The more I reflect on the phone conversation, the more I have come to appreciate the rabbi for having called. Caring enough to criticize reflects a meaningful relationship. It would be easy for someone in the haredi world to ignore happenings in more liberal quarters of the Jewish community. The expression of concern, even criticism, reflects a love of amchah, of the wider Jewish world, a love that has the potential to break down walls of separation that too often prevent interaction.
One of my regrets is that there is so little connection between rabbis of different affiliations in our community. I fondly remember meetings of Toronto’s rabbinic cabinet of State of Israel Bonds a decade or more ago, when Orthodox, Conservative and Reform rabbis would gather around the same table, share ideas regarding the High Holiday Bonds appeal and engage in discussion. Those meetings, in my case, led to long-lasting and meaningful relationships with prominent Orthodox rabbis, whose wisdom and friendship I value to this day.
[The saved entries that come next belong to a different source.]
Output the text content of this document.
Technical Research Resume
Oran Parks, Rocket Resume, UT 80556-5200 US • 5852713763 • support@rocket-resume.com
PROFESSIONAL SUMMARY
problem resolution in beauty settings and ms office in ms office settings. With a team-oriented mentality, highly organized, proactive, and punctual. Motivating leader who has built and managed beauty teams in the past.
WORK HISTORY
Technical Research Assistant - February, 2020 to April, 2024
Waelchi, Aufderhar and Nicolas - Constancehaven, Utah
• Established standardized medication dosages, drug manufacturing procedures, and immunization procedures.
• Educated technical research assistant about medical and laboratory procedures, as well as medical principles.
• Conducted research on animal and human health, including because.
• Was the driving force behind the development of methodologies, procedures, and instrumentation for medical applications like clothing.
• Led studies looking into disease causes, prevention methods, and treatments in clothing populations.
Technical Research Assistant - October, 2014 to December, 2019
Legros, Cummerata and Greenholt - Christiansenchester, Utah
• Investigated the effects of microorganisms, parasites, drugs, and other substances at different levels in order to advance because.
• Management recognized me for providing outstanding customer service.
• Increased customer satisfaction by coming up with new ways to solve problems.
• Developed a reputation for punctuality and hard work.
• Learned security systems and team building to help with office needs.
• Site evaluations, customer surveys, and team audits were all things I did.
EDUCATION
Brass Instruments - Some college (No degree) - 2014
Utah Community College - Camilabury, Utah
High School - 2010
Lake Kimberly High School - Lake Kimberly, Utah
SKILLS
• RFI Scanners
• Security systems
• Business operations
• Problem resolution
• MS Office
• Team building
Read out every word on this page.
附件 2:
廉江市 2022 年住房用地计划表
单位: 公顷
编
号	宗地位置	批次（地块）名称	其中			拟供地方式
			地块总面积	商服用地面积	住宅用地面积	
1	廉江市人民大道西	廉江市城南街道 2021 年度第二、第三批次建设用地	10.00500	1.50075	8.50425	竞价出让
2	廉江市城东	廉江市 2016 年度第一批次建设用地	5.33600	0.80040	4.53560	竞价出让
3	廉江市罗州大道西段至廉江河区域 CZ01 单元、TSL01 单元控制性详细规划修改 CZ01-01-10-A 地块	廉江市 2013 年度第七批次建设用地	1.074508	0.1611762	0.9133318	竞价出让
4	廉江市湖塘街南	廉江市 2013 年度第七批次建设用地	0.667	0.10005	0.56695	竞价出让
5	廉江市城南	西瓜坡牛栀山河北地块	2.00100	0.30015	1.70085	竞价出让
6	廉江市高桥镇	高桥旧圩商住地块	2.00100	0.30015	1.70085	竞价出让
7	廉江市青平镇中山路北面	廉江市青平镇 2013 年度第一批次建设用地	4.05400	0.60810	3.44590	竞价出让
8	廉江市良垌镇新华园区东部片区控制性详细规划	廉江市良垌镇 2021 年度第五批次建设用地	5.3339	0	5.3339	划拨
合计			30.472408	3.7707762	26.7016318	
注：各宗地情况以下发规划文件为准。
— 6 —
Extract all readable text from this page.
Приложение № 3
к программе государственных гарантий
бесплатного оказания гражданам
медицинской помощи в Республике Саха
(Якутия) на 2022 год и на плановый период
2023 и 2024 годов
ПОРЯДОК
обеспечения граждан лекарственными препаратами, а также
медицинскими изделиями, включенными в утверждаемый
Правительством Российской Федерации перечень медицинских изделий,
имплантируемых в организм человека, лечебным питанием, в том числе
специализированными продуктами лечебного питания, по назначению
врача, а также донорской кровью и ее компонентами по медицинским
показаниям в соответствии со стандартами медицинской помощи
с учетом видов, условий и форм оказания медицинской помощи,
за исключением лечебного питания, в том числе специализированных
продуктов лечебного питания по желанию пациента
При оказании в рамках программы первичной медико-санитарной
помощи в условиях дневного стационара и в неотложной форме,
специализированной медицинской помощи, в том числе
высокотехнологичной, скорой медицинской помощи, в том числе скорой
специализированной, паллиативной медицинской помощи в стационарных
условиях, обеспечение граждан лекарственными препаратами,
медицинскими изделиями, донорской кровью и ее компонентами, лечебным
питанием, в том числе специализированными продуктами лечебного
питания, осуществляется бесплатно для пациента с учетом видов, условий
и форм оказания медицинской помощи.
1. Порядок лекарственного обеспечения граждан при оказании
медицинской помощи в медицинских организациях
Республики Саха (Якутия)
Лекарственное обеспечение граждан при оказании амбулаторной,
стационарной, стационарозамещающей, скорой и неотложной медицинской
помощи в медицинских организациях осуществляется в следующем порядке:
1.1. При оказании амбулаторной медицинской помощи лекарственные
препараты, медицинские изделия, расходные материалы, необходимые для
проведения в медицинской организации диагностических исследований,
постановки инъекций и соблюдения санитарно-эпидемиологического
Sadly, in the last several years, the annual gathering of the Bonds rabbinic cabinet has consisted only of Conservative rabbis. The precious interchange between right, left and centre in our rabbinic world that meant so much to me and many others has been relegated to history.
I fondly remember a heated exchange at one Bonds meeting between Reform’s Rabbi Dow Marmur and the late Rabbi Moshe Burak, who was Orthodox. True, they were unlikely to agree on very much, given their positions so far apart on the Jewish spectrum. But that they would sit at the same table, even once a year, was good for the Jewish People.
We can argue, we can disagree, but as long as we’re willing to talk to one another, we remain bound by the love that one Jew ought hold for the other, no matter where, how or when he or she prays.
I hope the day will again come when we rabbis can build relationships not only with those whose patterns of practice and ideology mirror our own, but even with those with whom we differ on significant aspects of Yiddishkeit.
Sometimes disagreement, argument and even anger can be an expression of love.